Using h5dmp, I was able to deduce the H5Type that h5py uses for serlizing bools:

      DATATYPE  H5T_ENUM {
         H5T_STD_I8LE;
         "FALSE"            0;
         "TRUE"             1;
      }

In C++ land, this is

enum class BOOL : signed char {
  FALSE = 0,
  TRUE = 1
};

I was able to test this by writing out bools-py.h5 with write-bools.py (below) and bools-cpp.h5 with the executable compiled from write-bools.cxx (below). And then reading both of them with read-bools.py (below). Both H5 files written by C++ or Python were read in seamlessly by h5py and interpreted into Python bools.

Now I just need to figure out how to put this enum type into the type deduction tree that is currently in fire.

write-bools.py

import h5py
import numpy as np
with h5py.File('bools-py.h5','w') as f :
    dset = f.create_dataset('mybools',(10,),dtype=bool)
    dset[::] = np.full((10),True)

write-bools.cxx

Compile with h5c++ to avoid extra linking parameters. Done in hdf5 container so HighFive is installed in system path.

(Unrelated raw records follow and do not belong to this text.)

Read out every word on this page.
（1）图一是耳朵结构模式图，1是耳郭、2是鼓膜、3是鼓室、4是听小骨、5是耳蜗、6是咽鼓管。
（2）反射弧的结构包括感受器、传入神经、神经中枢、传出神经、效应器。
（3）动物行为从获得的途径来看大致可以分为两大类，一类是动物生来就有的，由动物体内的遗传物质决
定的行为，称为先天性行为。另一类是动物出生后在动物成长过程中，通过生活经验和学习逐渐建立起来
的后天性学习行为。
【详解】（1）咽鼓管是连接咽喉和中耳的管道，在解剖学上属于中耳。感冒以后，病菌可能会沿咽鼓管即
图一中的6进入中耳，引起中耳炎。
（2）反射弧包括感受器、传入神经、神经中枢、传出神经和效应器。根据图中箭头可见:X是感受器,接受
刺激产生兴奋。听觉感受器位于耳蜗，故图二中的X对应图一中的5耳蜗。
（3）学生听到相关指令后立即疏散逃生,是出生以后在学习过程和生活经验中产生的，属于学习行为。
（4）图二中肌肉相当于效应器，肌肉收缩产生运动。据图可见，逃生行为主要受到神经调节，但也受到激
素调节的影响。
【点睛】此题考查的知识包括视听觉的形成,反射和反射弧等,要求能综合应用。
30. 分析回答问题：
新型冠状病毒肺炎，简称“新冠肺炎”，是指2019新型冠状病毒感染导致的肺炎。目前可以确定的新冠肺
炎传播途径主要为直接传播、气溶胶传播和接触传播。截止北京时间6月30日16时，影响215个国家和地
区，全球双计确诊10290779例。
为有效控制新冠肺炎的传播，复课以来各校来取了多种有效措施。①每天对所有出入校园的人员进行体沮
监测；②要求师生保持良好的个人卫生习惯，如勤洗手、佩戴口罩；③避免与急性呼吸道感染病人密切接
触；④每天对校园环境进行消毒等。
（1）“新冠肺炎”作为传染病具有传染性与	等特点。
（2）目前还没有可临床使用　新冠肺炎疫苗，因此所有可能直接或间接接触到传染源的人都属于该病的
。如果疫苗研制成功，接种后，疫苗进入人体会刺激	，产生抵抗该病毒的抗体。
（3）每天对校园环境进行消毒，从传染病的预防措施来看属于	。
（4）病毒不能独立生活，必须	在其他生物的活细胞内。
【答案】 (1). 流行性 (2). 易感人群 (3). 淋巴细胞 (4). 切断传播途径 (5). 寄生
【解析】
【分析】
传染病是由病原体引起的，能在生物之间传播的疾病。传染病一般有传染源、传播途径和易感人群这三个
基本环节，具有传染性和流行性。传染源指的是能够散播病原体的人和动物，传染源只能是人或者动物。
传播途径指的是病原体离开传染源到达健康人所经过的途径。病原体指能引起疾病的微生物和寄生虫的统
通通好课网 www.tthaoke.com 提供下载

#include <highfive/H5File.hpp>
using namespace HighFive;

enum class BOOL : signed char {
  FALSE = 0,
  TRUE  = 1
};

EnumType<BOOL> create_enum_bool() {
  return {{"FALSE", BOOL::FALSE},{"TRUE", BOOL::TRUE}};
}
HIGHFIVE_REGISTER_TYPE(BOOL, create_enum_bool)

int main() try {
  File f("bools-cpp.h5", File::ReadWrite | File::Create | File::Truncate);

  std::vector<BOOL> data = {BOOL::TRUE, BOOL::TRUE, BOOL::TRUE};
  std::cout << data.size() << std::endl;
  auto dset = f.createDataSet("mybools", DataSpace(data.size()), create_enum_bool());
  dset.write(data);

  f.flush();
  return 0;
} catch (const Exception& e) {
  std::cerr << " [H5 Error] : " << e.what() << std::endl;
  return 1;
}

read-bools.py

import h5py
import sys
with h5py.File(sys.argv[1]) as f :
    print(f['mybools'][...])